The 5-Minute Answer: What is the Americans with Disabilities Act and How Does it Impact You?
By Marissa Siegel, Owner and Speech-Language Pathologist at Rising Star Speech and Language Services
Did you know that approximately 1 in 4 American adults have a disability? According to the CDC, that includes over 61 million people. Specifically in Virginia, 23.6% of adults are living with a disability. The ADA, or Americans with Disabilities Act, is a civil rights law enacted in 1990, with an update in 2008. This law aims to guarantee that people with disabilities are included as an integral part of their communities.
What exactly does the ADA guarantee? It proclaims equal opportunity for individuals with disabilities in:
- Public accommodations
- State and local government services
For example, imagine a friend got into an accident and their mobility was affected. Before the ADA was enacted, adults and children in wheelchairs would experience more difficulty accessing places within their communities. For example, they might not be able to gain access to establishments with only steps to the entrance. Your friend may now worry about how their mobility difficulties will impact their job. Thanks to the ADA, they may have the right to ask for reasonable accommodations such as being provided with a reasonable amount of additional unpaid leave for medical treatment. Wider bathroom stalls and ramps may be useful as well. They could also have to use accessible parking spaces, another ADA accommodation.
The places of public accommodation covered by the ADA are not just physical. The ADA is also interpreted as including website compliance. An example of one accommodation would be if a website has all video-only or all audio-only content, it must also provide a text transcript.
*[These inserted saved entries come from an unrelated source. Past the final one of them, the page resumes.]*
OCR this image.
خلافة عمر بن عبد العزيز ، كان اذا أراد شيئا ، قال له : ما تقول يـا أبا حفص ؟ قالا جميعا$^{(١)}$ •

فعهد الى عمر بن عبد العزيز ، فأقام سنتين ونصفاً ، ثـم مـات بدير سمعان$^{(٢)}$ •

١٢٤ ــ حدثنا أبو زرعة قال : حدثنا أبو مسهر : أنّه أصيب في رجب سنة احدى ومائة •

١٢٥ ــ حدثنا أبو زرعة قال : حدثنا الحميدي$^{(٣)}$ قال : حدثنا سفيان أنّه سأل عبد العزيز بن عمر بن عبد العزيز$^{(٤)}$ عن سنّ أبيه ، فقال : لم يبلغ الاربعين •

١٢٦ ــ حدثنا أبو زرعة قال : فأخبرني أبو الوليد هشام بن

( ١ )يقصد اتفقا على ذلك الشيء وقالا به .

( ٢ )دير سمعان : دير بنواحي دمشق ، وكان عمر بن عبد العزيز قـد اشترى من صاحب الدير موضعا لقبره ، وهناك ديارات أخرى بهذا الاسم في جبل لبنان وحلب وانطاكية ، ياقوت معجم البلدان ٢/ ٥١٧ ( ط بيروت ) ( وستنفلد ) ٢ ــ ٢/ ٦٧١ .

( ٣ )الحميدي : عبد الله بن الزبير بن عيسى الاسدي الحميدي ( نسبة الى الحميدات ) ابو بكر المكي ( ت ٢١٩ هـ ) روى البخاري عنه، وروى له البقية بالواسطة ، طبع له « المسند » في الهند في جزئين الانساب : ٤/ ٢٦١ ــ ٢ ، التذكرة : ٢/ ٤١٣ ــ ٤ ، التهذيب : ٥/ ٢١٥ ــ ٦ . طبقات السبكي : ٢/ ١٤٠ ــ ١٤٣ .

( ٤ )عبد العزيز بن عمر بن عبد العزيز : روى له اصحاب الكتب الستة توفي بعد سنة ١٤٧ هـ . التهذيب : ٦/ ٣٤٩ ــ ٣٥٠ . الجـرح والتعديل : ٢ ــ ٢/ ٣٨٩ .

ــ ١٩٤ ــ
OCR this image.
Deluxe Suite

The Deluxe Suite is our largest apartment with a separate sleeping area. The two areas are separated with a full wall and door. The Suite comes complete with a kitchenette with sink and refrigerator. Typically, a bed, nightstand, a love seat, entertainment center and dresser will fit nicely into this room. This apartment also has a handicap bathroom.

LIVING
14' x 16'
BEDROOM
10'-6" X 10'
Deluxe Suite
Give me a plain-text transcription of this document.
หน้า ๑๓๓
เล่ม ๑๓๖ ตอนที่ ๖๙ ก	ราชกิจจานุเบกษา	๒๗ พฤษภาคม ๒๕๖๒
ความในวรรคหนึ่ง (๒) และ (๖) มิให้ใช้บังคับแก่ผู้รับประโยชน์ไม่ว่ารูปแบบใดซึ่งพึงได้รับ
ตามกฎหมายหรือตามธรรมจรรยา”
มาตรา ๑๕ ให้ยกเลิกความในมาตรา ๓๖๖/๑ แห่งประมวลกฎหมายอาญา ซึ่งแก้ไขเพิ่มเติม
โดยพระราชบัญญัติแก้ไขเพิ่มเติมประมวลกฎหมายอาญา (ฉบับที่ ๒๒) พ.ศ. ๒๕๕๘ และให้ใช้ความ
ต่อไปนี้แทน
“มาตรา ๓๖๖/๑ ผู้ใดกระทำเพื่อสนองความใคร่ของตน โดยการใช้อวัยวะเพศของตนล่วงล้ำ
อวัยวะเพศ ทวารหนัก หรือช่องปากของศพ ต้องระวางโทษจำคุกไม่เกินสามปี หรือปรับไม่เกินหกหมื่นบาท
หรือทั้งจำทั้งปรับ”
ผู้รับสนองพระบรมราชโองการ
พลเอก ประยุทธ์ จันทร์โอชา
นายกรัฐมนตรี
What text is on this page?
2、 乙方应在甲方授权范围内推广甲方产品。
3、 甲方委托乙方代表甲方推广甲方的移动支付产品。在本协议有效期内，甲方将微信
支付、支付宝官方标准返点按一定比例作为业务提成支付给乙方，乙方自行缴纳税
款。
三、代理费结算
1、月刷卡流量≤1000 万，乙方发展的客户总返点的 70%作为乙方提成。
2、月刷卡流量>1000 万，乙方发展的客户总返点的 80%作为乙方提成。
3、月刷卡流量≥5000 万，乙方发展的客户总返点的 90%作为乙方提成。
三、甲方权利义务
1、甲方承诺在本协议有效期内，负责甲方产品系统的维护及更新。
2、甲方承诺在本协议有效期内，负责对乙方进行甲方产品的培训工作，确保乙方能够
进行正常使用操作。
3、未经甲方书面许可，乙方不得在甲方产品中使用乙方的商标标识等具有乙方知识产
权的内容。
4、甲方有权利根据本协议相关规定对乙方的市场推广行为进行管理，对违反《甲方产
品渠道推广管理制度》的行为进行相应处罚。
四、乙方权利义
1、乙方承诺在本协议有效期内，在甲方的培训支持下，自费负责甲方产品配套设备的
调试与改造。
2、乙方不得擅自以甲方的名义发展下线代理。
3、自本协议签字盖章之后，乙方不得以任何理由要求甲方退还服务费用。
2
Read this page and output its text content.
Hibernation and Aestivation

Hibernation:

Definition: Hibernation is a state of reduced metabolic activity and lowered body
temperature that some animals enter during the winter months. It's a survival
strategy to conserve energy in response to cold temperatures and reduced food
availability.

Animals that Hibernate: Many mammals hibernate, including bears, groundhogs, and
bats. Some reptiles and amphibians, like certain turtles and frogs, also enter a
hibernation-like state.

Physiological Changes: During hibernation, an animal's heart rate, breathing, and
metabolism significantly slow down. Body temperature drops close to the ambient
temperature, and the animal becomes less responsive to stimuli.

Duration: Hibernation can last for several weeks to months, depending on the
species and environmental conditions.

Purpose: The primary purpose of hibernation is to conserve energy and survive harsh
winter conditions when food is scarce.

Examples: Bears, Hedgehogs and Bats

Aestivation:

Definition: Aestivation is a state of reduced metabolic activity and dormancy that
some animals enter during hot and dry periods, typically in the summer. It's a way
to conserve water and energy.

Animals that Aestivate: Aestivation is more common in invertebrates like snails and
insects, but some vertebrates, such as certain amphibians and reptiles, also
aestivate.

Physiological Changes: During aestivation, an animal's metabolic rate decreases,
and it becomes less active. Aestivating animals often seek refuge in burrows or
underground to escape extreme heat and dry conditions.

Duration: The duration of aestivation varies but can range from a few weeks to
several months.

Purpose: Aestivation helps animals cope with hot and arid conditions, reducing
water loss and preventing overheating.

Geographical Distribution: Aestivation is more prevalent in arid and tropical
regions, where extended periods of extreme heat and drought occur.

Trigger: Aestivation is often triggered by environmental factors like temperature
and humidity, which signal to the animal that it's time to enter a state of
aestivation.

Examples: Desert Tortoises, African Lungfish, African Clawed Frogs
These types of accommodations help people with disabilities be a part of every facet of life, including our lives on-line.
Many influential people have supported the fight for equality for people with disabilities. Justice Ruth Bader Ginsburg was a strong ally in the struggle for equality, including for those impacted by the passage of the ADA. According to Disabilities Rights Oregon, “Justice Ginsburg knew the importance of the Americans with Disabilities Act in our struggle for equality and wrote in another opinion that Congress’s passage of the Americans with Disabilities Act finally included “individuals with disabilities among people who count in composing ‘We the People.’”
Disability and access within our communities affect us all. Each one of us has the possibility of experiencing a disability in our lifetimes, whether we are born with it or develop a disability later in life. School-aged children also benefit from the ADA as it addresses access within the whole community, but they also benefit from other school-specific laws that address disability such as IDEA and Section 504. For more Virginia disability resources and advocacy organizations, Olmstead Rights is a great place to start.